Apesar de já ter vacinado grande parte da população temos que lamentar que alguns brasileiros ainda se recusam a receber vacinas, repetindo absurdos do passado, agora estimulados por absurdos vocalizados pelo Presidente da República. Parece brincadeira, mas foi ele mesmo que disse que a vacinação transformaria pessoas em jacarés ou que tornaria os vacinados mais susceptíveis à AIDS.
Não é a primeira vez que os processos de vacinação recebem manifestações de ignorância científica e humanística. Um dos maiores nomes da medicina brasileira, Oswaldo Cruz passou por coisas desse tipo. A grande diferença é que ele nasceu em 1872 e viveu até 1917. Portanto não assistiu grandes milagres da ciência, como os transplantes de órgãos, a chegada do Homem à Lua, a Endoscopia com fibras ópticas, a Ressonância Magnética e tantos outros. De certa forma, todas essas vitórias da Ciência tornam mais incompreensíveis essa nova “revolta” contra a vacina.
Oswaldo Cruz, no início do século XX, mostrou ao mundo a importância do saneamento básico e da vacinação preventiva no combate às epidemias. Capital do Brasil, o Rio de Janeiro, na descrição do Prof. Joffre Marcondes de Rezende, “era uma cidade imunda, doentia, infestada de ratos, de mosquitos, onde grassavam as piores doenças epidêmicas da época: febre amarela, peste bubônica, cólera e varíola. Os navios procedentes da Europa recusavam-se a fazer escala no Rio de Janeiro e iam direto a Buenos Aires”.
Em 1902, Rodrigues Alves foi eleito presidente da República e diante da situação calamitosa em que encontrou o Rio de Janeiro, nomeou como prefeito da cidade o engenheiro Francisco Pereira Passos e como Diretor do Departamento Nacional de Saúde Pública o médico sanitarista. Deu a eles amplos poderes e autonomia de ação. Oswaldo Gonçalves Cruz era paulista, nascido em Paraitinga. Após ser Graduado em Medicina no Rio de Janeiro foi para Paris, onde, no Instituto Pasteur, se especializou em Microbiologia e Saúde Pública.
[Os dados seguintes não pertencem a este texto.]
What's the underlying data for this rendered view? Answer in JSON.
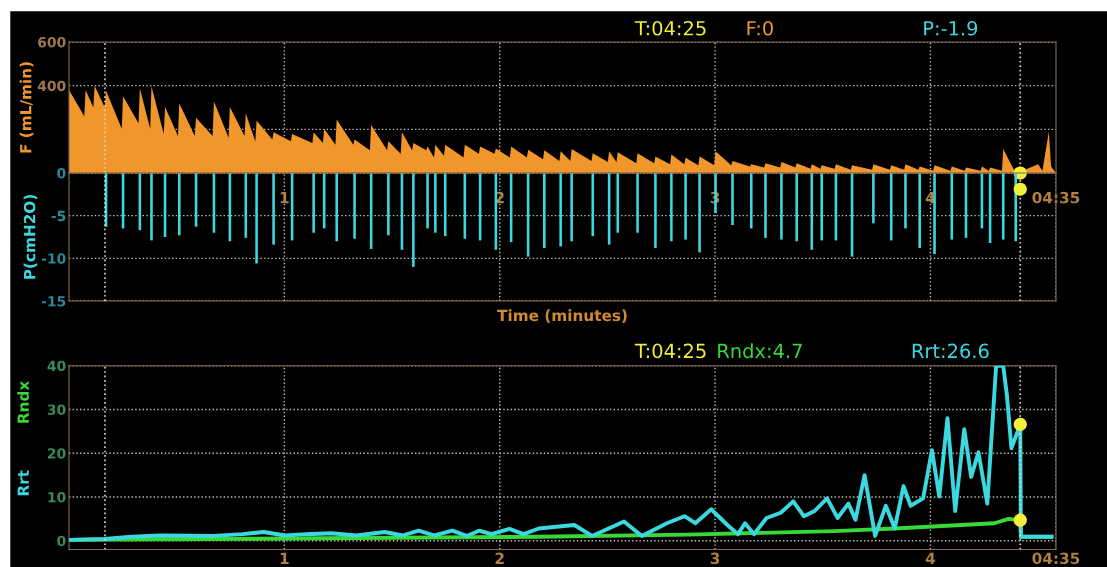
{
  "chart_data": [
    {
      "type": "area",
      "ylabel": "F (mL/min)",
      "annotations": [
        "T:04:25",
        "F:0",
        "P:-1.9"
      ],
      "xlim": [
        0,
        4.583
      ],
      "xticks": [
        1,
        2,
        3,
        4
      ],
      "ylim": [
        0,
        600
      ],
      "yticks": [
        {
          "value": 200,
          "label": null
        },
        400,
        600
      ],
      "tick_labels": "y",
      "grid": true,
      "ref_lines": [
        {
          "axis": "x",
          "value": 0.167,
          "color": "#d8d0c8",
          "line_style": "dotted"
        },
        {
          "axis": "x",
          "value": 4.417,
          "color": "#d8d0c8",
          "line_style": "dotted"
        }
      ],
      "series": [
        {
          "color": "#f0962a",
          "x": [
            0,
            0.071,
            0.077,
            0.113,
            0.119,
            0.166,
            0.172,
            0.245,
            0.251,
            0.323,
            0.329,
            0.377,
            0.383,
            0.44,
            0.446,
            0.506,
            0.512,
            0.584,
            0.59,
            0.667,
            0.673,
            0.741,
            0.747,
            0.815,
            0.821,
            0.865,
            0.871,
            0.944,
            0.95,
            1.03,
            1.036,
            1.13,
            1.136,
            1.179,
            1.185,
            1.237,
            1.243,
            1.32,
            1.326,
            1.397,
            1.403,
            1.477,
            1.483,
            1.54,
            1.546,
            1.593,
            1.599,
            1.659,
            1.665,
            1.695,
            1.701,
            1.741,
            1.747,
            1.832,
            1.838,
            1.903,
            1.909,
            1.976,
            1.982,
            2.047,
            2.053,
            2.126,
            2.132,
            2.201,
            2.207,
            2.277,
            2.283,
            2.328,
            2.334,
            2.426,
            2.432,
            2.502,
            2.508,
            2.542,
            2.548,
            2.634,
            2.64,
            2.717,
            2.723,
            2.791,
            2.797,
            2.857,
            2.863,
            2.922,
            2.928,
            2.996,
            3.002,
            3.075,
            3.081,
            3.162,
            3.168,
            3.228,
            3.234,
            3.302,
            3.308,
            3.373,
            3.379,
            3.443,
            3.449,
            3.489,
            3.495,
            3.555,
            3.561,
            3.63,
            3.636,
            3.729,
            3.735,
            3.812,
            3.818,
            3.878,
            3.884,
            3.944,
            3.95,
            4.013,
            4.019,
            4.093,
            4.099,
            4.159,
            4.165,
            4.233,
            4.239,
            4.271,
            4.277,
            4.332,
            4.338,
            4.39,
            4.396,
            4.417,
            4.45,
            4.5,
            4.52,
            4.55,
            4.56,
            4.583
          ],
          "values": [
            380,
            260,
            380,
            300,
            400,
            300,
            377,
            203,
            352,
            228,
            388,
            203,
            397,
            179,
            302,
            170,
            319,
            170,
            253,
            170,
            327,
            162,
            302,
            170,
            273,
            145,
            240,
            154,
            187,
            145,
            179,
            137,
            187,
            137,
            203,
            129,
            245,
            129,
            154,
            104,
            220,
            104,
            145,
            88,
            187,
            104,
            137,
            104,
            121,
            71,
            129,
            79,
            129,
            71,
            129,
            88,
            121,
            88,
            112,
            71,
            121,
            71,
            107,
            63,
            104,
            55,
            100,
            55,
            110,
            55,
            90,
            50,
            100,
            50,
            95,
            45,
            90,
            45,
            75,
            40,
            85,
            40,
            70,
            35,
            75,
            35,
            100,
            35,
            55,
            30,
            40,
            25,
            45,
            25,
            50,
            25,
            45,
            20,
            40,
            20,
            35,
            20,
            40,
            15,
            35,
            15,
            40,
            15,
            35,
            15,
            40,
            15,
            30,
            10,
            35,
            10,
            30,
            10,
            25,
            10,
            30,
            10,
            25,
            10,
            110,
            10,
            20,
            0,
            20,
            40,
            10,
            190,
            30,
            0
          ]
        },
        {
          "type": "scatter",
          "color": "#f4f03a",
          "marker": "circle",
          "x": [
            4.417
          ],
          "values": [
            0
          ]
        }
      ]
    },
    {
      "type": "bar",
      "ylabel": "P(cmH2O)",
      "xlabel": "Time (minutes)",
      "xlim": [
        0,
        4.583
      ],
      "xticks": [
        1,
        2,
        3,
        4,
        {
          "value": 4.583,
          "label": "04:35"
        }
      ],
      "ylim": [
        -15,
        0
      ],
      "yticks": [
        0,
        -5,
        -10,
        -15
      ],
      "grid": true,
      "ref_lines": [
        {
          "axis": "x",
          "value": 0.167,
          "color": "#d8d0c8",
          "line_style": "dotted"
        },
        {
          "axis": "x",
          "value": 4.417,
          "color": "#d8d0c8",
          "line_style": "dotted"
        }
      ],
      "series": [
        {
          "color": "#3cd8e0",
          "x": [
            0.172,
            0.251,
            0.329,
            0.383,
            0.446,
            0.512,
            0.59,
            0.673,
            0.747,
            0.821,
            0.871,
            0.95,
            1.036,
            1.136,
            1.185,
            1.243,
            1.326,
            1.403,
            1.483,
            1.546,
            1.599,
            1.665,
            1.701,
            1.747,
            1.838,
            1.909,
            1.982,
            2.053,
            2.132,
            2.207,
            2.283,
            2.334,
            2.432,
            2.508,
            2.548,
            2.64,
            2.723,
            2.797,
            2.863,
            2.928,
            3.002,
            3.081,
            3.168,
            3.234,
            3.308,
            3.379,
            3.449,
            3.495,
            3.561,
            3.636,
            3.735,
            3.818,
            3.884,
            3.95,
            4.019,
            4.099,
            4.165,
            4.239,
            4.277,
            4.338,
            4.396
          ],
          "values": [
            -6.3,
            -6.5,
            -6.7,
            -7.9,
            -7.5,
            -7.3,
            -6.3,
            -7,
            -8,
            -7.6,
            -10.6,
            -8.4,
            -7.9,
            -7,
            -6.5,
            -8,
            -7.7,
            -8.9,
            -7.3,
            -9,
            -11,
            -6.5,
            -7,
            -7.4,
            -7.7,
            -7.9,
            -9,
            -8.1,
            -9.8,
            -8.8,
            -8.6,
            -8,
            -7.4,
            -8.4,
            -7,
            -7,
            -8.8,
            -8,
            -7.8,
            -9.3,
            -4.7,
            -6.1,
            -6.5,
            -7.6,
            -7.8,
            -8,
            -9,
            -7.9,
            -7.9,
            -9.8,
            -5.9,
            -7.9,
            -6.5,
            -8.8,
            -9.5,
            -7.8,
            -7.6,
            -6.5,
            -8.2,
            -7.8,
            -8
          ]
        },
        {
          "type": "scatter",
          "color": "#f4f03a",
          "marker": "circle",
          "x": [
            4.417
          ],
          "values": [
            -1.9
          ]
        }
      ]
    },
    {
      "type": "line",
      "annotations": [
        "T:04:25",
        "Rndx:4.7",
        "Rrt:26.6"
      ],
      "xlim": [
        0,
        4.583
      ],
      "xticks": [
        1,
        2,
        3,
        4,
        {
          "value": 4.583,
          "label": "04:35"
        }
      ],
      "ylim": [
        -2,
        40
      ],
      "yticks": [
        0,
        10,
        20,
        30,
        40
      ],
      "grid": true,
      "line_style": "solid",
      "ref_lines": [
        {
          "axis": "x",
          "value": 0.167,
          "color": "#d8d0c8",
          "line_style": "dotted"
        },
        {
          "axis": "x",
          "value": 4.417,
          "color": "#d8d0c8",
          "line_style": "dotted"
        }
      ],
      "series": [
        {
          "name": "Rndx",
          "color": "#38d838",
          "x": [
            0,
            0.165,
            1.0,
            2.181,
            2.874,
            3.553,
            3.834,
            4.297,
            4.363,
            4.417,
            4.42,
            4.562
          ],
          "values": [
            0.2,
            0.3,
            0.5,
            0.9,
            1.4,
            2.2,
            2.8,
            4.0,
            5.0,
            4.7,
            0.9,
            0.9
          ]
        },
        {
          "name": "Rrt",
          "color": "#3cd8e0",
          "x": [
            0.0,
            0.165,
            0.292,
            0.425,
            0.673,
            0.805,
            0.904,
            1.003,
            1.102,
            1.218,
            1.334,
            1.466,
            1.549,
            1.623,
            1.698,
            1.78,
            1.847,
            1.904,
            1.962,
            2.045,
            2.111,
            2.181,
            2.263,
            2.346,
            2.429,
            2.577,
            2.66,
            2.776,
            2.858,
            2.908,
            2.982,
            3.057,
            3.106,
            3.139,
            3.181,
            3.239,
            3.305,
            3.363,
            3.412,
            3.462,
            3.52,
            3.569,
            3.619,
            3.652,
            3.694,
            3.743,
            3.793,
            3.834,
            3.875,
            3.908,
            3.966,
            4.007,
            4.041,
            4.079,
            4.115,
            4.157,
            4.189,
            4.223,
            4.264,
            4.305,
            4.338,
            4.355,
            4.376,
            4.417,
            4.42,
            4.562
          ],
          "values": [
            0.2,
            0.4,
            0.9,
            1.2,
            1.1,
            1.5,
            2.0,
            1.2,
            1.5,
            1.7,
            1.2,
            2.0,
            1.2,
            2.3,
            1.2,
            2.3,
            1.1,
            2.3,
            1.5,
            2.7,
            1.5,
            2.8,
            3.2,
            3.6,
            1.1,
            4.4,
            1.1,
            4.0,
            5.6,
            4.0,
            7.2,
            3.6,
            1.5,
            4.0,
            1.5,
            5.2,
            6.4,
            9.0,
            5.6,
            6.8,
            9.7,
            5.2,
            8.5,
            4.8,
            15.0,
            1.1,
            8.0,
            2.8,
            12.5,
            8.0,
            9.7,
            20.7,
            10.1,
            28.0,
            6.8,
            25.5,
            14.6,
            20.2,
            8.5,
            40,
            40,
            33.3,
            21.1,
            26.6,
            0.9,
            0.9
          ]
        },
        {
          "type": "scatter",
          "color": "#f4f03a",
          "marker": "circle",
          "x": [
            4.417,
            4.417
          ],
          "values": [
            26.6,
            4.7
          ]
        }
      ]
    }
  ]
}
Na divisão de trabalho, enquanto Pereira Passos agia na reurbanização da cidade, Oswaldo Cruz lutava contra as doenças epidêmicas, especialmente a febre amarela, a peste bubônica e a varíola. Criou a “Brigada Mata-mosquitos”, para vistoriar todas as residências e eliminar os focos de reprodução do Aedes aegypti, agente transmissor do vírus da febre amarela. Não era tarefa fácil e os agentes mata-mosquitos iam acompanhados de policiais, já que muitos moradores se recusavam a permitir a inspeção.
Para o combate à peste bubônica precisava fazer a desratização da cidade. Oswaldo Cruz apelou para o auxílio da população, “orientando-a sobre a maneira de envenenar os ratos e pagando cem réis por rato vivo ou morto. Houve quem criasse ratos em casa para vender às autoridades sanitárias” (Jofre Marcondes….). A prevenção do cólera foi alcançada com as obras de saneamento básico e medidas higiênicas. Restava a varíola e para combatê-la só havia um meio – a vacinação obrigatória –, pois parte da população recusava a vacinar-se.
A lei da vacinação obrigatória desencadeou uma campanha contra Oswaldo Cruz. A população, médicos homeopatas e muitos políticos de projeção colocaram-se em oposição à lei, que foi taxada de inconstitucional, pois “feria liberdade individual”. Em novembro de 1904 Rodrigues Alves foi pressionado a demitir Oswaldo Cruz, e se recusou a fazê-lo, o que provocou um movimento armado, com a participação de militares, para depor o presidente da República, episódio que ficou conhecido como “Revolta da Vacina”.
Revogada a lei, a população foi, aos poucos, aderindo à vacinação ao constatar a sua eficácia em prevenir a doença. A cidade tomou novo aspecto com a remodelação urbana, a higienização e o desaparecimento gradativo das doenças epidêmicas. O trabalho de Oswaldo Cruz foi reconhecido internacionalmente.
Após o sucesso alcançado com o saneamento do Rio de Janeiro, Oswaldo Cruz lançou-se à sua maior empresa, que foi a da institucionalização da pesquisa médica científica no Brasil, com a fundação do Instituto de Manguinhos, hoje Instituto Oswaldo Cruz. Oswaldo Cruz faleceu em 1917, na cidade de Petrópolis, com 45 anos incompletos (Joffre Marcondes de Rezende).